Relegated again in 1985 he was captain under Martin Buchan and then Tommy Cavanagh despite being on a week to week deal. His relationship with Cavanagh was not good, and that's something of an understatement I can tell you, and he finally left the club just a few days before the end of that season and rejoined John Bond at Birmingham who he credited with resurrecting his career.

He had five years with the Midlands club, ending his time there with a winning performance at Wembley in the Leyland Daf Trophy. When he left Burnley for Birmingham he rejoined a former manager and he did just that again by signing for Lou Macari who was now at Stoke.

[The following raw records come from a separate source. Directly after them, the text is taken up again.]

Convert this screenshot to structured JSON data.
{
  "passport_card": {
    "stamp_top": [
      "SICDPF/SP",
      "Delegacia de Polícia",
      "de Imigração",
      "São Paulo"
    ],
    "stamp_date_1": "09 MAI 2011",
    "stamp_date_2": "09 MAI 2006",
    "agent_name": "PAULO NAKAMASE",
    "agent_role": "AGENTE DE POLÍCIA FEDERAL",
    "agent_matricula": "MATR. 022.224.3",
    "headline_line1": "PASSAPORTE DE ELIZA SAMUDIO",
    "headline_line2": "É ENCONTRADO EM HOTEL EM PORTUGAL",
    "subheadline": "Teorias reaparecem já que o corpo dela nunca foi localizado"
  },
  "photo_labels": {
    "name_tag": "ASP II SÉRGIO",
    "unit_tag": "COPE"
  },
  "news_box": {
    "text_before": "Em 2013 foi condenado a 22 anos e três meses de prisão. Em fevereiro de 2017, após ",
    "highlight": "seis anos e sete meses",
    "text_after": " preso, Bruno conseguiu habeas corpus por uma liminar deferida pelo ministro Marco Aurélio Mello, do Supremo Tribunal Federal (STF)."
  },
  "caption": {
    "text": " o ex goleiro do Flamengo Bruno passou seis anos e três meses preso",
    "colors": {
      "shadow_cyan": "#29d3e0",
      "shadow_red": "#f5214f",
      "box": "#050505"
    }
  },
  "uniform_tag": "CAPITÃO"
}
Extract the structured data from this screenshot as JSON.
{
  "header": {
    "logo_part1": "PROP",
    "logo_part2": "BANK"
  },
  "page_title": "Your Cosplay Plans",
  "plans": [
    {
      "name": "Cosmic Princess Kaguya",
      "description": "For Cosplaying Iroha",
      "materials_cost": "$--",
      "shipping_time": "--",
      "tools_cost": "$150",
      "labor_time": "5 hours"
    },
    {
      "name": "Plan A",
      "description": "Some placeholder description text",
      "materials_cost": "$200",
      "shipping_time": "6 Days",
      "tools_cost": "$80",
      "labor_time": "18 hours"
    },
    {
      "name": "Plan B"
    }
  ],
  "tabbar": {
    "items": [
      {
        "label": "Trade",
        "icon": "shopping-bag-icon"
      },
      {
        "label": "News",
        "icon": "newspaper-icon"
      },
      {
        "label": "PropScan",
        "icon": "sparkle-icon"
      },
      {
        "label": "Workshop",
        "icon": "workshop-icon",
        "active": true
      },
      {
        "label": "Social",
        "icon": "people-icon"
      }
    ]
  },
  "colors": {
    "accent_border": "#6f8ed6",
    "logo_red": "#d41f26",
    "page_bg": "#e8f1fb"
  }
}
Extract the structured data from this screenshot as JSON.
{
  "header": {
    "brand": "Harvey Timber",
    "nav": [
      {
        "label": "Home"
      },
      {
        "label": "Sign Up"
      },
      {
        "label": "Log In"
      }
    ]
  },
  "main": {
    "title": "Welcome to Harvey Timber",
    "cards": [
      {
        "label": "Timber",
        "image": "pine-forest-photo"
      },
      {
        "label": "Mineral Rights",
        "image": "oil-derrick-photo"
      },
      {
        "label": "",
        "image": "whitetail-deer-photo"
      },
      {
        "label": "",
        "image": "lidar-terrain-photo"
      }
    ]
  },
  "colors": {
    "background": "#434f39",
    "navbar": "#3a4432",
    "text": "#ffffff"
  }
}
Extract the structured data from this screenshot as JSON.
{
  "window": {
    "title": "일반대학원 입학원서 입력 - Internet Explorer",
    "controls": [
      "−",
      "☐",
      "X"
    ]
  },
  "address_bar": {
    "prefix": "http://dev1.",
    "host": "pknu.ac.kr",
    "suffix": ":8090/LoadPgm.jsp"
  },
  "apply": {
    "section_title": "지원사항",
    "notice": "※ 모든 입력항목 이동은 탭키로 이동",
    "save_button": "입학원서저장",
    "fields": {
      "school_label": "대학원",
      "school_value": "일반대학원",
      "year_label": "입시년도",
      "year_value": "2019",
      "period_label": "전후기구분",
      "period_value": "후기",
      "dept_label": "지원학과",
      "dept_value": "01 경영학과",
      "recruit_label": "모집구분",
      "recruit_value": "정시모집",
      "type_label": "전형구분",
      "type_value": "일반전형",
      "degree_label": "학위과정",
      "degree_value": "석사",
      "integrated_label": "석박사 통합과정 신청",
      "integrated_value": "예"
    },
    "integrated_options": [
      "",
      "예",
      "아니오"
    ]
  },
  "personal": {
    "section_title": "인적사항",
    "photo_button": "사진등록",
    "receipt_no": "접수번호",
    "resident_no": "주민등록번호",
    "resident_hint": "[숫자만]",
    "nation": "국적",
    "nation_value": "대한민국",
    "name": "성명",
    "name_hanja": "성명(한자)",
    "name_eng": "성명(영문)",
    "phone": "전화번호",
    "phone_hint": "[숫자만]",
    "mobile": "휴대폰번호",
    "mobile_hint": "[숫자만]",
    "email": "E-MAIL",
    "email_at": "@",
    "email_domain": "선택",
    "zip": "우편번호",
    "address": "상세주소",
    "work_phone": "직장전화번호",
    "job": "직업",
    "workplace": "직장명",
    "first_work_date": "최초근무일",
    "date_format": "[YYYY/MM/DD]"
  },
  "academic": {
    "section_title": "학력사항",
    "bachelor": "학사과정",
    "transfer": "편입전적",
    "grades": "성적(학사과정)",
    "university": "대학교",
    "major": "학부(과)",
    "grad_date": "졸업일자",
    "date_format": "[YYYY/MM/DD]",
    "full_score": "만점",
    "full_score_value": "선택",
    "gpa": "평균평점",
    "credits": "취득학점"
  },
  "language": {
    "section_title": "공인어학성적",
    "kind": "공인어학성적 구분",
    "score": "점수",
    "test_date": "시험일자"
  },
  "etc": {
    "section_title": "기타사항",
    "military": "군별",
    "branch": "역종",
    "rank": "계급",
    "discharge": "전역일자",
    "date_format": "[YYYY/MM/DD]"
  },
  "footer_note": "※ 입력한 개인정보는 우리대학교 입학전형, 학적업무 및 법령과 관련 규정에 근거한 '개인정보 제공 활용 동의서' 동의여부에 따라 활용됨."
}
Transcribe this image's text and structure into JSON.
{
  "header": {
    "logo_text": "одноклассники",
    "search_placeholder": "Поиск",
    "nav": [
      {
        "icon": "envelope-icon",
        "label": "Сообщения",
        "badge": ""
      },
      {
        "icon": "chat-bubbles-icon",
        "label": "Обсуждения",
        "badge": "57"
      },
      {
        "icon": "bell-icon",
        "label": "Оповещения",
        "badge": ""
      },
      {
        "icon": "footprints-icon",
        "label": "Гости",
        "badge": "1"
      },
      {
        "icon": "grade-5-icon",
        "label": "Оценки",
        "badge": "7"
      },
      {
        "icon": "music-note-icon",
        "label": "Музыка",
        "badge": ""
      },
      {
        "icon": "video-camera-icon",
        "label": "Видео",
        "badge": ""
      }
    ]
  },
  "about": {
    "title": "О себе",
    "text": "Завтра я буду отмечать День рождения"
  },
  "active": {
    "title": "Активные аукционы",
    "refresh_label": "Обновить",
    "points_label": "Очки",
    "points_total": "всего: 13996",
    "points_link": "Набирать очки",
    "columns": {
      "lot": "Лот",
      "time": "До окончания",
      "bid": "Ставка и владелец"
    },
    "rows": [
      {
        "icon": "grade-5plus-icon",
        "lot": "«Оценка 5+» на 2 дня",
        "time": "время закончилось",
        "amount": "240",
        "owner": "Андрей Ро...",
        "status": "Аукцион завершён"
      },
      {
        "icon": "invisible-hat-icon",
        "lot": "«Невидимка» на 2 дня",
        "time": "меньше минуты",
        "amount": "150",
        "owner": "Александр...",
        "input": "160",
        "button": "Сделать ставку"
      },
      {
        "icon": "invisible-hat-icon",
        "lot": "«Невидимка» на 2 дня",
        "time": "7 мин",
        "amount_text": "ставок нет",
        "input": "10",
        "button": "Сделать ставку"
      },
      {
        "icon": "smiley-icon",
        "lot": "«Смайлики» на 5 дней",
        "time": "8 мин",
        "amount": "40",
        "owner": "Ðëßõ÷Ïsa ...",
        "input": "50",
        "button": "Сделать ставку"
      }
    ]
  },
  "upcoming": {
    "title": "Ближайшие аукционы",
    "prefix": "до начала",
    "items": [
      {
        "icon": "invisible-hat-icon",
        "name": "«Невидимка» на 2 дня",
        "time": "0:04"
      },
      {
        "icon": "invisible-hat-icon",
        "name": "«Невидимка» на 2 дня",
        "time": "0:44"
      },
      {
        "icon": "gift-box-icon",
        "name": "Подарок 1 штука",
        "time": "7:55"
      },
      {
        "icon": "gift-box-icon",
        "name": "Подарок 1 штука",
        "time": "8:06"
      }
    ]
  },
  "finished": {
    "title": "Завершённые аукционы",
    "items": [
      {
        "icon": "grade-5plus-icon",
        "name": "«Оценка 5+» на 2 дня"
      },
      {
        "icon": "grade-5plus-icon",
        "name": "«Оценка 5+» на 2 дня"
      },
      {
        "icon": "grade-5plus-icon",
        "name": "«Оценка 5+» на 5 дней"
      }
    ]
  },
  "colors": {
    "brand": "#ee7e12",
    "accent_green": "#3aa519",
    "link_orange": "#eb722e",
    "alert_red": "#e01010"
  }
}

He had some great success at Stoke. He captained them to the Second Division Championship in his second season and three years later the reached the play offs as they looked for a place in the Premiership.

He missed the run in again through injury and in the summer of 1996 made a return to Turf Moor when he was signed by former Stoke team mate Adrian Heath. I know just how much our club means to him and I know just how much he wanted to succeed again at Burnley but it was not to be as injury all but ended his career.

He played just eight times for us and the last of those appearances was in an Auto Windscreens game at Hartlepool during which he was stretchered off. He never regained full fitness but did have a loan spell with Shrewsbury before ending his career at Halifax.

He eventually returned to Burnley, working within the community programme and coaching within the youth set up, and in December 2004 was appointed as the club's Head of Youth Development.

In almost four years since there is no doubt that Vince and his team have moved our youth system forward by some considerable distance, and it has been an absolute pleasure over the last two and a half years to be involved with them in our fundraising.

Recently Martin Dobson has been brought in as the Director of Youth Development and in a reshuffle Vince took taken charge of the Centre of Excellence.

However, in October 2011, it was reported that he'd left the club as we prepared for the implementation of EPPP. He was placed on gardening leave but on 4th February 2012 Burnley Football Club confirmed his departure from his position as Centre of Excellence Manager.